One, streamline the LMIA process. There are too many inconsistencies, and there's a lack of communication between applicants and the ESDC. Employers need to know there are standard protocols for the process. Canadian employers invest a large amount of time and money in their employees.
ESDC and IRCC can see there is not a risk within the program. They could move physicians and some caregivers out of the program into a category that would help with that process.
Two, I would like to see some open occupation work permits, a system whereby the work permits are based on in-demand occupations and areas in need, rather than tie an employee to an employer. Much of the controversy is related to unhappy or vulnerable employees.
That would allow employers and employees to choose each other and find a fit. They could also leave if it didn't work. It would be the market that would find the balance. I do believe that the “T” is for “temporary” in “temporary foreign workers”, and that would allow more choice.
My final recommendation is to place LMIA officers in local regions.

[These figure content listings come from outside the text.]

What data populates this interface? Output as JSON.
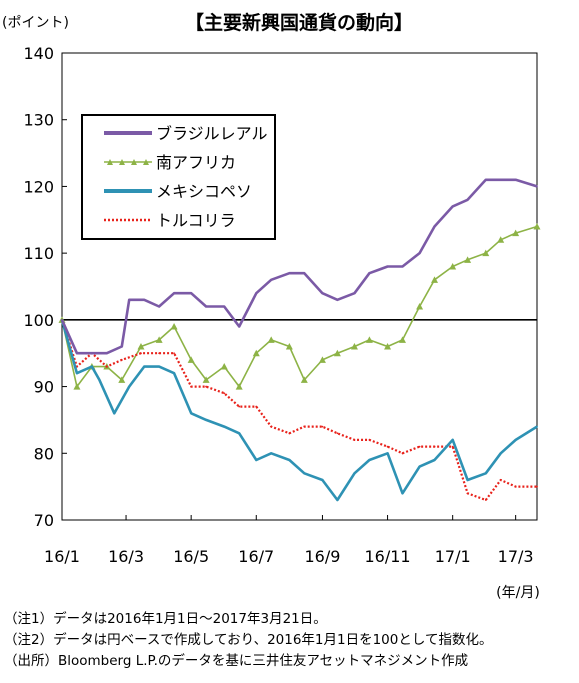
{
  "chart_data": {
    "type": "line",
    "title": "【主要新興国通貨の動向】",
    "unit_label": "(ポイント)",
    "xunit_label": "(年/月)",
    "x_tick_labels": [
      "16/1",
      "16/3",
      "16/5",
      "16/7",
      "16/9",
      "16/11",
      "17/1",
      "17/3"
    ],
    "xlim": [
      "2016-01-01",
      "2017-03-21"
    ],
    "ylim": [
      70,
      140
    ],
    "y_ticks": [
      70,
      80,
      90,
      100,
      110,
      120,
      130,
      140
    ],
    "grid": false,
    "legend_position": "upper-left",
    "baseline": 100,
    "series": [
      {
        "name": "ブラジルレアル",
        "color": "#7b5aa6",
        "style": "thick",
        "points": [
          [
            "2016-01-01",
            100
          ],
          [
            "2016-01-15",
            95
          ],
          [
            "2016-01-29",
            95
          ],
          [
            "2016-02-12",
            95
          ],
          [
            "2016-02-26",
            96
          ],
          [
            "2016-03-04",
            103
          ],
          [
            "2016-03-18",
            103
          ],
          [
            "2016-04-01",
            102
          ],
          [
            "2016-04-15",
            104
          ],
          [
            "2016-05-01",
            104
          ],
          [
            "2016-05-15",
            102
          ],
          [
            "2016-06-01",
            102
          ],
          [
            "2016-06-15",
            99
          ],
          [
            "2016-07-01",
            104
          ],
          [
            "2016-07-15",
            106
          ],
          [
            "2016-08-01",
            107
          ],
          [
            "2016-08-15",
            107
          ],
          [
            "2016-09-01",
            104
          ],
          [
            "2016-09-15",
            103
          ],
          [
            "2016-10-01",
            104
          ],
          [
            "2016-10-15",
            107
          ],
          [
            "2016-11-01",
            108
          ],
          [
            "2016-11-15",
            108
          ],
          [
            "2016-12-01",
            110
          ],
          [
            "2016-12-15",
            114
          ],
          [
            "2017-01-01",
            117
          ],
          [
            "2017-01-15",
            118
          ],
          [
            "2017-02-01",
            121
          ],
          [
            "2017-02-15",
            121
          ],
          [
            "2017-03-01",
            121
          ],
          [
            "2017-03-21",
            120
          ]
        ]
      },
      {
        "name": "南アフリカ",
        "color": "#8db346",
        "style": "markers",
        "points": [
          [
            "2016-01-01",
            100
          ],
          [
            "2016-01-15",
            90
          ],
          [
            "2016-01-29",
            93
          ],
          [
            "2016-02-12",
            93
          ],
          [
            "2016-02-26",
            91
          ],
          [
            "2016-03-15",
            96
          ],
          [
            "2016-04-01",
            97
          ],
          [
            "2016-04-15",
            99
          ],
          [
            "2016-05-01",
            94
          ],
          [
            "2016-05-15",
            91
          ],
          [
            "2016-06-01",
            93
          ],
          [
            "2016-06-15",
            90
          ],
          [
            "2016-07-01",
            95
          ],
          [
            "2016-07-15",
            97
          ],
          [
            "2016-08-01",
            96
          ],
          [
            "2016-08-15",
            91
          ],
          [
            "2016-09-01",
            94
          ],
          [
            "2016-09-15",
            95
          ],
          [
            "2016-10-01",
            96
          ],
          [
            "2016-10-15",
            97
          ],
          [
            "2016-11-01",
            96
          ],
          [
            "2016-11-15",
            97
          ],
          [
            "2016-12-01",
            102
          ],
          [
            "2016-12-15",
            106
          ],
          [
            "2017-01-01",
            108
          ],
          [
            "2017-01-15",
            109
          ],
          [
            "2017-02-01",
            110
          ],
          [
            "2017-02-15",
            112
          ],
          [
            "2017-03-01",
            113
          ],
          [
            "2017-03-21",
            114
          ]
        ]
      },
      {
        "name": "メキシコペソ",
        "color": "#2e92b4",
        "style": "thick",
        "points": [
          [
            "2016-01-01",
            100
          ],
          [
            "2016-01-15",
            92
          ],
          [
            "2016-01-29",
            93
          ],
          [
            "2016-02-05",
            91
          ],
          [
            "2016-02-19",
            86
          ],
          [
            "2016-03-04",
            90
          ],
          [
            "2016-03-18",
            93
          ],
          [
            "2016-04-01",
            93
          ],
          [
            "2016-04-15",
            92
          ],
          [
            "2016-05-01",
            86
          ],
          [
            "2016-05-15",
            85
          ],
          [
            "2016-06-01",
            84
          ],
          [
            "2016-06-15",
            83
          ],
          [
            "2016-07-01",
            79
          ],
          [
            "2016-07-15",
            80
          ],
          [
            "2016-08-01",
            79
          ],
          [
            "2016-08-15",
            77
          ],
          [
            "2016-09-01",
            76
          ],
          [
            "2016-09-15",
            73
          ],
          [
            "2016-10-01",
            77
          ],
          [
            "2016-10-15",
            79
          ],
          [
            "2016-11-01",
            80
          ],
          [
            "2016-11-15",
            74
          ],
          [
            "2016-12-01",
            78
          ],
          [
            "2016-12-15",
            79
          ],
          [
            "2017-01-01",
            82
          ],
          [
            "2017-01-15",
            76
          ],
          [
            "2017-02-01",
            77
          ],
          [
            "2017-02-15",
            80
          ],
          [
            "2017-03-01",
            82
          ],
          [
            "2017-03-21",
            84
          ]
        ]
      },
      {
        "name": "トルコリラ",
        "color": "#e8221b",
        "style": "dotted",
        "points": [
          [
            "2016-01-01",
            100
          ],
          [
            "2016-01-15",
            93
          ],
          [
            "2016-01-29",
            95
          ],
          [
            "2016-02-12",
            93
          ],
          [
            "2016-02-26",
            94
          ],
          [
            "2016-03-15",
            95
          ],
          [
            "2016-04-01",
            95
          ],
          [
            "2016-04-15",
            95
          ],
          [
            "2016-05-01",
            90
          ],
          [
            "2016-05-15",
            90
          ],
          [
            "2016-06-01",
            89
          ],
          [
            "2016-06-15",
            87
          ],
          [
            "2016-07-01",
            87
          ],
          [
            "2016-07-15",
            84
          ],
          [
            "2016-08-01",
            83
          ],
          [
            "2016-08-15",
            84
          ],
          [
            "2016-09-01",
            84
          ],
          [
            "2016-09-15",
            83
          ],
          [
            "2016-10-01",
            82
          ],
          [
            "2016-10-15",
            82
          ],
          [
            "2016-11-01",
            81
          ],
          [
            "2016-11-15",
            80
          ],
          [
            "2016-12-01",
            81
          ],
          [
            "2016-12-15",
            81
          ],
          [
            "2017-01-01",
            81
          ],
          [
            "2017-01-15",
            74
          ],
          [
            "2017-02-01",
            73
          ],
          [
            "2017-02-15",
            76
          ],
          [
            "2017-03-01",
            75
          ],
          [
            "2017-03-21",
            75
          ]
        ]
      }
    ]
  },
  "notes": [
    "（注1）データは2016年1月1日～2017年3月21日。",
    "（注2）データは円ベースで作成しており、2016年1月1日を100として指数化。",
    "（出所）Bloomberg L.P.のデータを基に三井住友アセットマネジメント作成"
  ]
}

One size does not fit all. We're a huge country of many regions, and ESDC could be more accountable in local communities. We could have smaller ESDC offices in hub centres. They would know the local environment and the local employers, and they could also gauge the geographic areas of our industries that should have LMIAs.
I remember that in Fort St. John the economic development person there told me that when the LMIA process had its pause back in 2014, $20 million in projects stopped. It's not that the TFWs weren't there. It's just that the Canadian employers weren't willing to invest in their companies unless they knew they could have a mix of Canadians to work and that TFWs would be there as well.
Mr. Chair and committee members, thank you once again for allowing me to appear. I look forward to your report.